Pair Corralation between C F and SCANSOURCE

Assuming the 90 days horizon C F is expected to generate 1.41 times less return on investment than SCANSOURCE. In addition to that, C F is 1.21 times more volatile than SCANSOURCE. It trades about 0.04 of its total potential returns per unit of risk. SCANSOURCE is currently generating about 0.06 per unit of volatility. If you would invest  2,740  in SCANSOURCE on September 12, 2024 and sell it today you would earn a total of  2,140  from holding SCANSOURCE or generate 78.1% return on investment over 90 days.
Time Period3 Months [change]
DirectionMoves Together 
StrengthStrong
Accuracy99.8%
ValuesDaily Returns

C F FINL  vs.  SCANSOURCE

 Performance 
       Timeline  
C F FINL 

Risk-Adjusted Performance

18 of 100

 
Weak
 
Strong
Solid
Compared to the overall equity markets, risk-adjusted returns on investments in C F FINL are ranked lower than 18 (%) of all global equities and portfolios over the last 90 days. Despite nearly fragile basic indicators, C F reported solid returns over the last few months and may actually be approaching a breakup point.
SCANSOURCE 

Risk-Adjusted Performance

9 of 100

 
Weak
 
Strong
OK
Compared to the overall equity markets, risk-adjusted returns on investments in SCANSOURCE are ranked lower than 9 (%) of all global equities and portfolios over the last 90 days. In spite of comparatively uncertain basic indicators, SCANSOURCE unveiled solid returns over the last few months and may actually be approaching a breakup point.

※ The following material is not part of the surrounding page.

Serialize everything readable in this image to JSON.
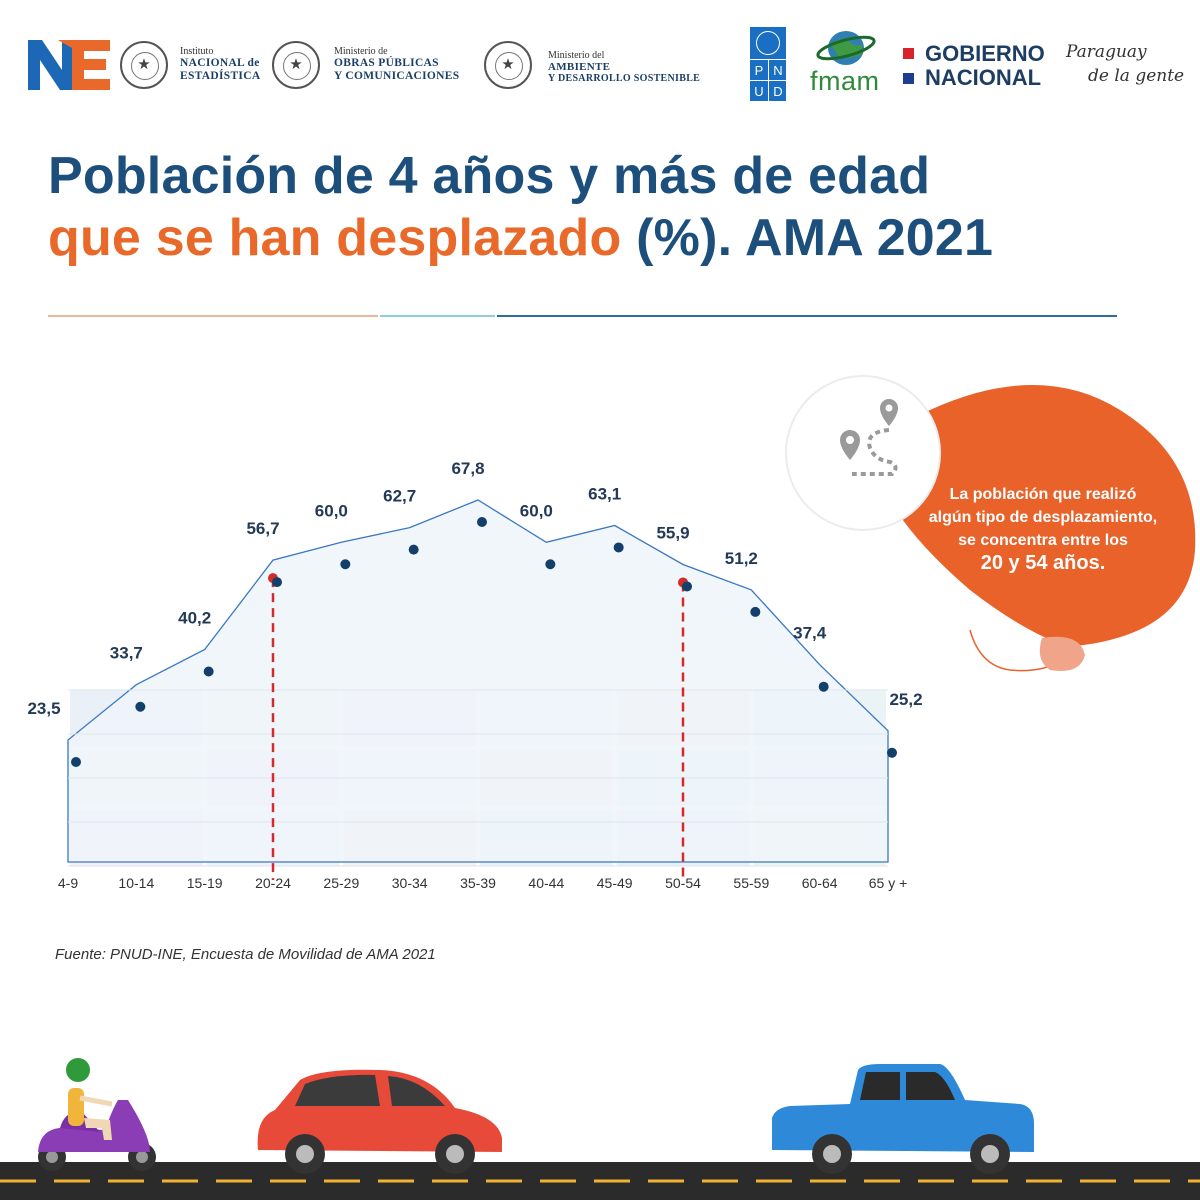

C F and SCANSOURCE Volatility Contrast

   Predicted Return Density   
       Returns  

Pair Trading with C F and SCANSOURCE

The main advantage of trading using opposite C F and SCANSOURCE positions is that it hedges away some unsystematic risk. Because of two separate transactions, even if C F position performs unexpectedly, SCANSOURCE can make up some of the losses. Pair trading also minimizes risk from directional movements in the market. For example, if an entire industry or sector drops because of unexpected headlines, the short position in SCANSOURCE will offset losses from the drop in SCANSOURCE's long position.
The idea behind C F FINL and SCANSOURCE pairs trading is to make the combined position market-neutral, meaning the overall market's direction will not affect its win or loss (or potential downside or upside). This can be achieved by designing a pairs trade with two highly correlated stocks or equities that operate in a similar space or sector, making it possible to obtain profits through simple and relatively low-risk investment.
Check out your portfolio center.
Note that this page's information should be used as a complementary analysis to find the right mix of equity instruments to add to your existing portfolios or create a brand new portfolio. You can also try the Funds Screener module to find actively-traded funds from around the world traded on over 30 global exchanges.